Sekretaris APJATEL Riau Dardi Suryanto di Markas TRC 112, Selasa (2/6/2026), mengatakan, secara teknis sebenarnya telah tersedia berbagai skema penataan jaringan kabel fiber optik yang dapat menciptakan lingkungan perkotaan yang lebih rapi dan tertata. Namun, tingginya jumlah penyedia layanan telekomunikasi membuat masing-masing perusahaan membangun jaringan dan tiang sendiri-sendiri.
“Secara teknis, sebenarnya sudah ada konsep dan aturan bagaimana pemasangan jaringan agar tertata rapi. Namun karena jumlah pelaku usaha cukup banyak, masing-masing melakukan pembangunan jaringan dan pemasangan tiang sendiri. Sehingga menimbulkan kesan semrawut,” ujarnya.
Salah satu solusi yang dapat diterapkan adalah pemanfaatan tiang kabel fiber optik bersama maupun sistem jaringan utilitas bersama. Melalui skema tersebut, beberapa penyedia layanan dapat menggunakan infrastruktur yang sama.
"Sehingga, pelaku usaha tidak perlu membangun tiang dan jaringan baru secara terpisah," ucap Dardi.
Konsep jaringan utilitas bersama menjadi salah satu alternatif yang efektif untuk mengurangi kepadatan tiang dan kabel di kawasan perkotaan. Selain membuat tata kota lebih rapi, sistem ini juga dinilai lebih efisien dari sisi pembangunan infrastruktur.

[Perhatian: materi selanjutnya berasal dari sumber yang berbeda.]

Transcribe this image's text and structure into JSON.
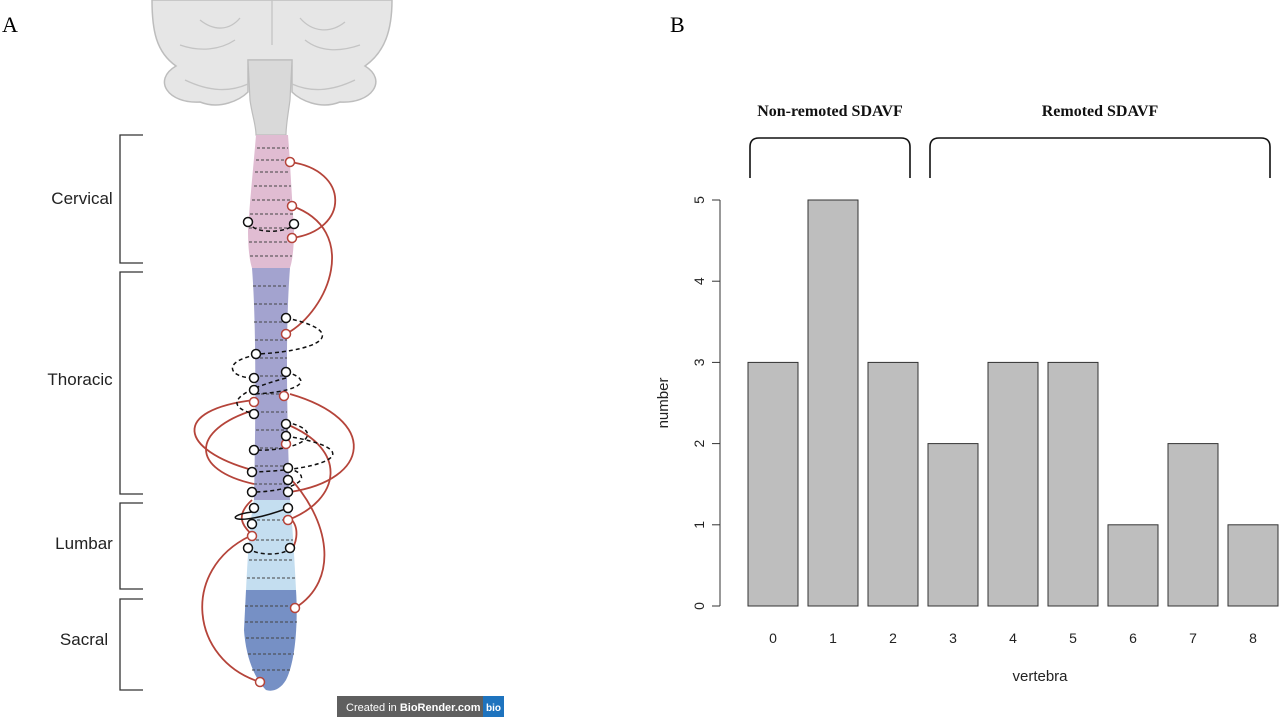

“Banyak alternatif yang sebenarnya bisa diterapkan, seperti penggunaan tiang bersama atau jaringan utilitas bersama. Dengan cara itu, pembangunan infrastruktur bisa lebih terkoordinasi dan tidak menambah kesemrawutan,” ucap Dardi.
Meski demikian, koordinasi antar pelaku usaha telekomunikasi masih belum berjalan optimal. Kondisi tersebut terjadi karena tidak seluruh penyedia layanan telekomunikasi tergabung dalam APJATEL. Akibatnya, sebagian pelaku usaha masih menjalankan pembangunan jaringan secara mandiri tanpa adanya sinkronisasi dengan pihak lain.
“Selama ini, koordinasi belum maksimal karena tidak semua pelaku usaha tergabung dalam APJATEL. Masih ada yang bergerak sendiri-sendiri dalam membangun infrastrukturnya,” ungkap Dardi.
APJATEL Riau berharap upaya penataan kabel yangdidorong Pemerintah Kota Pekanbaru dapat menjadi momentum untuk memperkuat koordinasi antarpenyedia layanan telekomunikasi. Dengan demikian, pembangunan infrastruktur jaringan ke depan dapat dilakukan secara lebih terencana, efisien, dan selaras dengan penataan wajah kota.